Quienes vieron la figura alta y espigada de Margaret Graham sobre un escenario difícilmente pueden olvidarla. Era una bailarina de raza que desempeñaba con igual fortuna los roles más clásicos y etéreos y los más vigorosos y exigentes desde el punto de vista dramático. Con una técnica limpia y segura, una presencia escénica siempre destacada y una entrega total a sus roles, fue la gran dama de la danza en el Uruguay durante más de dos décadas. Si hubiera que definir de alguna manera su capacidad de comunicación con el público, diríamos que tenía un “carisma suave” , es decir, que su sugestión se derivaba más de su elegancia y su encanto que de su natural autoridad escénica.

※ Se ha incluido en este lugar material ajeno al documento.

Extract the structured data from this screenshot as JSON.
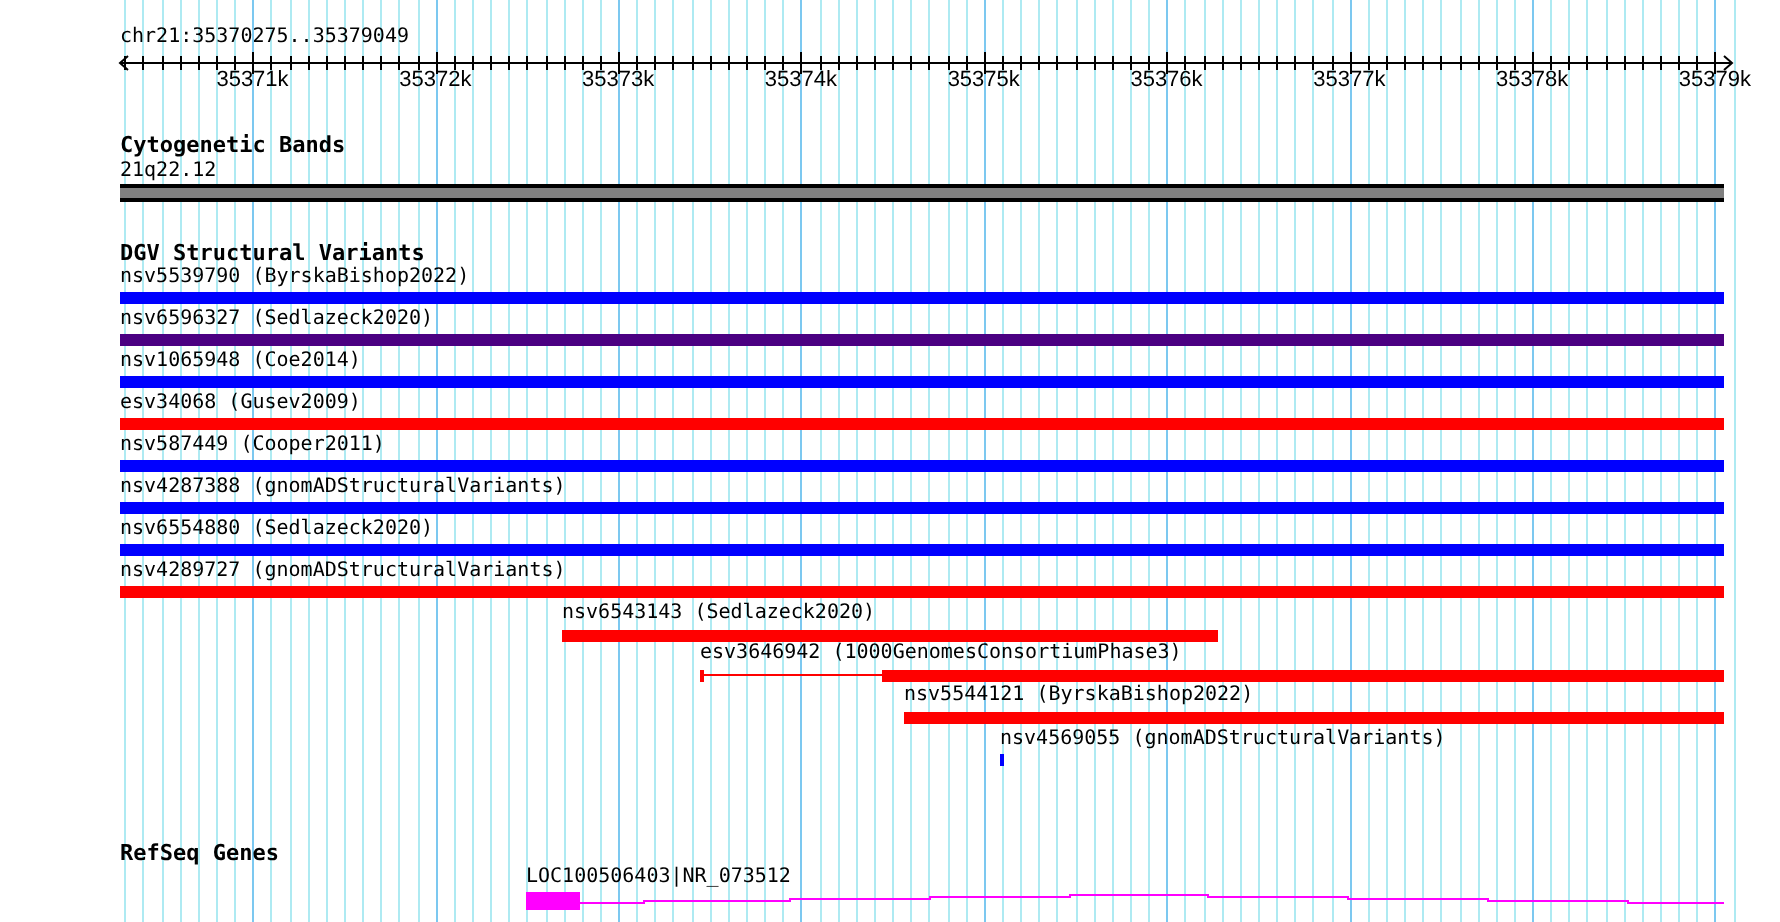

Quienes tuvimos la fortuna de conocerla y tratarla, no olvidaremos su bonhomía, su simpatía, su sencillez y su sanísimo sentido común. Con Margaret Graham el país pierde a una gran artista y una estupenda docente, que supo transmitir los secretos de su arte a sus alumnos con generosidad y singular talento pedagógico.

Con su desaparición, nuestra cultura pierde a una de esas pocas figuras que han sabido conquistar un puesto indiscutido en la muy reducida lista de los “imprescindibles”.